Platform-specific required items

  • Help them review and understand the responsibilities of becoming a Cloud Operations team member, as listed in our SSP.
  • Ask #admins-github to have them added to the @18F/cloud-gov-ops team on GitHub. (For contractors: Confirm they have cleared GSA security review before doing this one!)
  • If the new person is a contractor, ask #admins-github to have them added to the @18F/cloud-gov-contractors team on GitHub.

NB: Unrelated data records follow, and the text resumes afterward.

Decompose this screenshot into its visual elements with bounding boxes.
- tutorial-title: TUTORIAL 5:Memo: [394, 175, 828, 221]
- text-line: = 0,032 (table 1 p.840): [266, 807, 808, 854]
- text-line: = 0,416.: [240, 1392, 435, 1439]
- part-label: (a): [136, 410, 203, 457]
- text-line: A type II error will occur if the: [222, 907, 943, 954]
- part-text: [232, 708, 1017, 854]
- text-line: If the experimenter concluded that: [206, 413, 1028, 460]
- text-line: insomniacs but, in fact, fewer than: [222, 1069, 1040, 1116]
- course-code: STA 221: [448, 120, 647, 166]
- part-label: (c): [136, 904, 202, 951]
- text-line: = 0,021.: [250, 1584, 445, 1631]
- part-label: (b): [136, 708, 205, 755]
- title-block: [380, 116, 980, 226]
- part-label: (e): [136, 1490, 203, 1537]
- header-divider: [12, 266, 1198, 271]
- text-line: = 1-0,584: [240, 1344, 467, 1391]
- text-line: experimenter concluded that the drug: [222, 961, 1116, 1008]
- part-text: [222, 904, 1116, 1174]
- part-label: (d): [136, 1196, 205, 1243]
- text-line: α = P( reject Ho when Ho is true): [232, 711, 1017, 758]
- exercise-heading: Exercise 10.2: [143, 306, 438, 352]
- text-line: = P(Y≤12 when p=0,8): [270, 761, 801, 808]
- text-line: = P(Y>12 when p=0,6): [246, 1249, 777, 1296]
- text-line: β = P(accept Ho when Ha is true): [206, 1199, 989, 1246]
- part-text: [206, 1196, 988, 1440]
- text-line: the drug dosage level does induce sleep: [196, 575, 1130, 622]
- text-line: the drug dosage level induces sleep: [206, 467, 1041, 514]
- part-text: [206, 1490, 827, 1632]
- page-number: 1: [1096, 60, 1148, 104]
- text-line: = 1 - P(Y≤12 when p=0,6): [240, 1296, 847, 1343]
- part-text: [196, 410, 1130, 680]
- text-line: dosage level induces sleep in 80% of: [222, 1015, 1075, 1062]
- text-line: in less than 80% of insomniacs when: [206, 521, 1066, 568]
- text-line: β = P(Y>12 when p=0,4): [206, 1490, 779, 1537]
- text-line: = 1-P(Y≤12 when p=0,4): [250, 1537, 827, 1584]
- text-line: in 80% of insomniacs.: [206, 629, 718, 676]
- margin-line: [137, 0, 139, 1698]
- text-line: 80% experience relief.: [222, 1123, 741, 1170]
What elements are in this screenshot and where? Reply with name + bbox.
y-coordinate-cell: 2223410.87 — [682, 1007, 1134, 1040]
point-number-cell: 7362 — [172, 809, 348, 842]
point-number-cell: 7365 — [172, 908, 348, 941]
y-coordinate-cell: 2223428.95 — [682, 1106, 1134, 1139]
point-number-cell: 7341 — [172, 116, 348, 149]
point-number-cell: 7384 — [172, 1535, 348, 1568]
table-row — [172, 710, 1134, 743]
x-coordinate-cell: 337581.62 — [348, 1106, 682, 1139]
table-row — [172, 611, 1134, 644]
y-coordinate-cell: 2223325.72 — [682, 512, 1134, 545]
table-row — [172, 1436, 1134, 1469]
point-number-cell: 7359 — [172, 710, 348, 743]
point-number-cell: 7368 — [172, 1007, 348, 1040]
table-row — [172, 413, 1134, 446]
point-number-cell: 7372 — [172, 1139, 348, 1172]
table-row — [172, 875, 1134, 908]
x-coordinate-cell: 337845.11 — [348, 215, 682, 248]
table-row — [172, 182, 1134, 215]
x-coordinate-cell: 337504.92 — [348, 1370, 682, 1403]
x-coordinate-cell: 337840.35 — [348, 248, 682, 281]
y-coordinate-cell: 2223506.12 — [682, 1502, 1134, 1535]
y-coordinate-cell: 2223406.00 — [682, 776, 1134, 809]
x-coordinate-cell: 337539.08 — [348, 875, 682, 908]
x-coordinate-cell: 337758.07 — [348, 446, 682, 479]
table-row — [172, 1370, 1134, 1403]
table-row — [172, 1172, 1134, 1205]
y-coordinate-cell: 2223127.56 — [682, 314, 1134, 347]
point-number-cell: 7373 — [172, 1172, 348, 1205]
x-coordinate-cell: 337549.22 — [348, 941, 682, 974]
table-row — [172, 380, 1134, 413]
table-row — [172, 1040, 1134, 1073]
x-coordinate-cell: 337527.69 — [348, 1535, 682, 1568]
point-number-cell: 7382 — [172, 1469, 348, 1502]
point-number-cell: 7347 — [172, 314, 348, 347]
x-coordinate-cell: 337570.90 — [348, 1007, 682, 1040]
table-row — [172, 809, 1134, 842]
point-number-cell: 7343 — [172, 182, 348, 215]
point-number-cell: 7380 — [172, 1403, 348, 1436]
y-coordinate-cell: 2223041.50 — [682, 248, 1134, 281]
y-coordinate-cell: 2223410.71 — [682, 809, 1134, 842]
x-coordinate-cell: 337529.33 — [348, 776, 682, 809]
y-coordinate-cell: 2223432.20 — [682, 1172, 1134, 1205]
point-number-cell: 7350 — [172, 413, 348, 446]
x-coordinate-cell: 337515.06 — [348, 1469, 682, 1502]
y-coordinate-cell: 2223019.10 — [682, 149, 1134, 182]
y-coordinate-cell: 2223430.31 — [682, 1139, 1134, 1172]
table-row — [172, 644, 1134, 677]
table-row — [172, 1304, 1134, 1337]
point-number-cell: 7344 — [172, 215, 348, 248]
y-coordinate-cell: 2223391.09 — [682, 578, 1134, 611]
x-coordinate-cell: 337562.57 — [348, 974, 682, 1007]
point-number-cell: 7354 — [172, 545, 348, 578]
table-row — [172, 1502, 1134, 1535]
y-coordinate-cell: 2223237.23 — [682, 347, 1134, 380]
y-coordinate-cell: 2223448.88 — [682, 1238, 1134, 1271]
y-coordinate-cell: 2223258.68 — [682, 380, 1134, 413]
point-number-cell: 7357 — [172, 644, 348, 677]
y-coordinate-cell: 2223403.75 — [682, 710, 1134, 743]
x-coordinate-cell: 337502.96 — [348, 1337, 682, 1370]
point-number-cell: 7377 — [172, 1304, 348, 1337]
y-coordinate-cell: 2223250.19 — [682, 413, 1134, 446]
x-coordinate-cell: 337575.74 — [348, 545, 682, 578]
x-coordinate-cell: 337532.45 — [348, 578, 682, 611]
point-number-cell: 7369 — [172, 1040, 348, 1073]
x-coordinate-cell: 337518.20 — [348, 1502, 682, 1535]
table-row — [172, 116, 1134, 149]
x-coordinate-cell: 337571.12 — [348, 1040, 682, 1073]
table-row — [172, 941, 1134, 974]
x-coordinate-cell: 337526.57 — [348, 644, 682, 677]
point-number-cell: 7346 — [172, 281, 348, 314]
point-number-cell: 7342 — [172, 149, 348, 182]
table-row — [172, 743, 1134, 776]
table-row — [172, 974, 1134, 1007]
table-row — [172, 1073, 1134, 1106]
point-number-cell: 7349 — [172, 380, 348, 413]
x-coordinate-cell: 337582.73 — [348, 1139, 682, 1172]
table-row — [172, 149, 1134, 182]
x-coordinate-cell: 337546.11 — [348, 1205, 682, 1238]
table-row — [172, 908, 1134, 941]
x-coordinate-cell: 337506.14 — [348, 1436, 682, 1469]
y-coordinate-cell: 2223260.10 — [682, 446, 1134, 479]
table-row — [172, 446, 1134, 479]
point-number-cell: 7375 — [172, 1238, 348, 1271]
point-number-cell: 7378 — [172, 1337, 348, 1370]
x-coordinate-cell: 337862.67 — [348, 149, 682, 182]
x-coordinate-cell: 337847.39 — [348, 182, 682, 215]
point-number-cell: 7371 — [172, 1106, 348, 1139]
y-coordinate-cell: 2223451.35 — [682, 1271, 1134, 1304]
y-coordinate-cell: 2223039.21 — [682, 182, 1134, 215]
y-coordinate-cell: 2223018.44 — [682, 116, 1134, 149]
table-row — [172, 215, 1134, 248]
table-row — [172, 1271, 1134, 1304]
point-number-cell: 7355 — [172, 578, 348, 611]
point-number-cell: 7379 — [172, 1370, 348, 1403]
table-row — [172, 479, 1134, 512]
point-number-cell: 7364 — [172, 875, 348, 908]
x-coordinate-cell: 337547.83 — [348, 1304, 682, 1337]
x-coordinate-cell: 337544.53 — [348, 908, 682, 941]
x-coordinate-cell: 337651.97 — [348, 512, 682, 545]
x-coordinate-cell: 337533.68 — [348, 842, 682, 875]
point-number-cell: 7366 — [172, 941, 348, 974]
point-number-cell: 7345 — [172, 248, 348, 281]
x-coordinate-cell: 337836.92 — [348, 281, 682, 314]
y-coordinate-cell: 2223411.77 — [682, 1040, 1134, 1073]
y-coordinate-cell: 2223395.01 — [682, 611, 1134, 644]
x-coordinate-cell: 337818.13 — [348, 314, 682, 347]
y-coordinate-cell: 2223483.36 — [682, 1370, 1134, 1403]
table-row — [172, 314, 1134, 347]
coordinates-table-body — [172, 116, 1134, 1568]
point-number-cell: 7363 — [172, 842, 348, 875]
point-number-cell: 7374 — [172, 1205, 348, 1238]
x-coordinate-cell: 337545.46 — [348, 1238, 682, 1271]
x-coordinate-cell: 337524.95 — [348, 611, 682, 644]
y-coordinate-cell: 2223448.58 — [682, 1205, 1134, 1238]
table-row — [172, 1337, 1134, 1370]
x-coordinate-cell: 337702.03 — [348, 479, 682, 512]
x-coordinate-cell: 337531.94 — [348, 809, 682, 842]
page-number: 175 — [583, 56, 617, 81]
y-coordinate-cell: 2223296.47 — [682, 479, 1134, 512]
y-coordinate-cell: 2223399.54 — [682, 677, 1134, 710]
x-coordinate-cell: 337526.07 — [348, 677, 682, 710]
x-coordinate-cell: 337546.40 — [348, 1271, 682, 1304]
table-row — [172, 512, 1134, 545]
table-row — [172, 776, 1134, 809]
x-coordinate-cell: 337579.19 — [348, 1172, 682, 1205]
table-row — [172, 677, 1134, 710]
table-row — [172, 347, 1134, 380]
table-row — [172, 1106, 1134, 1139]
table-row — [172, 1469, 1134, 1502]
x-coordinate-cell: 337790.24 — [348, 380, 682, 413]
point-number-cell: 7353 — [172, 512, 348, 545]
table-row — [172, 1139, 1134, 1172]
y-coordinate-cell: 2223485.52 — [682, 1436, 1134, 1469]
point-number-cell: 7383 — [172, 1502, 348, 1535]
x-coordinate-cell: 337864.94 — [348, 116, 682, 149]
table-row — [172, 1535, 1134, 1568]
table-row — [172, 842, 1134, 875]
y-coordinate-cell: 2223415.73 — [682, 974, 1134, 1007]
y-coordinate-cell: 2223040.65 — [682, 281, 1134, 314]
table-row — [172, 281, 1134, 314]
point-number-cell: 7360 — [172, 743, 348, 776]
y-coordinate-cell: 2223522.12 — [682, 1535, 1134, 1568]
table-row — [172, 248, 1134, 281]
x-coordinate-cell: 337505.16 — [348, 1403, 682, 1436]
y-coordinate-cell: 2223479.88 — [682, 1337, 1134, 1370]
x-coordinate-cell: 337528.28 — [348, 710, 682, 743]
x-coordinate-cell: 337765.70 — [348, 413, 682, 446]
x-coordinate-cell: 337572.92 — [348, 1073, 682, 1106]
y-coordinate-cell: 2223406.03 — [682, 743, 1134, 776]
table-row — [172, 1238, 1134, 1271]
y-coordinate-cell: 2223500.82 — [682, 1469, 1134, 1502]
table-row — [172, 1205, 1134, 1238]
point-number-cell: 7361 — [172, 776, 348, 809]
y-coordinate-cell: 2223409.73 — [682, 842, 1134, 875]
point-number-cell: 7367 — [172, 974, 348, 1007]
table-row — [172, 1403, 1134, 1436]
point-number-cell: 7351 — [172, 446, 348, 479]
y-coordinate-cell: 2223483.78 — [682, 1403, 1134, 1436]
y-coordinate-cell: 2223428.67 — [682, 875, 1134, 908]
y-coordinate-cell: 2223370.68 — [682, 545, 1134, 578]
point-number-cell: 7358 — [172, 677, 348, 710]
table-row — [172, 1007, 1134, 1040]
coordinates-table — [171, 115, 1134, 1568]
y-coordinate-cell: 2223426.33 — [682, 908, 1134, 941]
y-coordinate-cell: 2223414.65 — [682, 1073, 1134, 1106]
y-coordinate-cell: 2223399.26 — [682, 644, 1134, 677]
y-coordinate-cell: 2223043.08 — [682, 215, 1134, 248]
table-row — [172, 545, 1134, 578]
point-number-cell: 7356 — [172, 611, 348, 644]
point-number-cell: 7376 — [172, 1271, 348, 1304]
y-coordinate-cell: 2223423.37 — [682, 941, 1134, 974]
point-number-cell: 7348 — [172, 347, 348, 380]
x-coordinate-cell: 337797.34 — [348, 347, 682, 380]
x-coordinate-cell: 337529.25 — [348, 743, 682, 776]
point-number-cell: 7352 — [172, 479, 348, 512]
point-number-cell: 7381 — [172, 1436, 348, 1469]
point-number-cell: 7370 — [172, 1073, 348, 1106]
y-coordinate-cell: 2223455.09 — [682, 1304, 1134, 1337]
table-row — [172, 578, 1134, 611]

  • Add them to @cg-operators in Slack’s User Groups.
  • Grant them access to the following:
    • AWS Accounts via the AWS web console (not Terraform) and provide one-time credentials with Toaster/Fugacious
      • AWS GovCloud
      • AWS East tied to GovCloud
      • AWS Admin Access
      • Note: AWS user names should be identical across accounts so that permissions can be correctly managed by terraform
    • Nessus Manager GUI
    • New Relic
    • PagerDuty
    • StatusPage
  • Make them an admin of the platform.
  • Add them to the cloud-gov-operators organization in cloud.gov.
  • Take them through AWS onboarding.
  • Give them a walkthrough of cloud.gov from an architecture and repository perspective, focusing on SSP diagrams, external git repository and bosh.io dependencies, and our continuous delivery process with Concourse.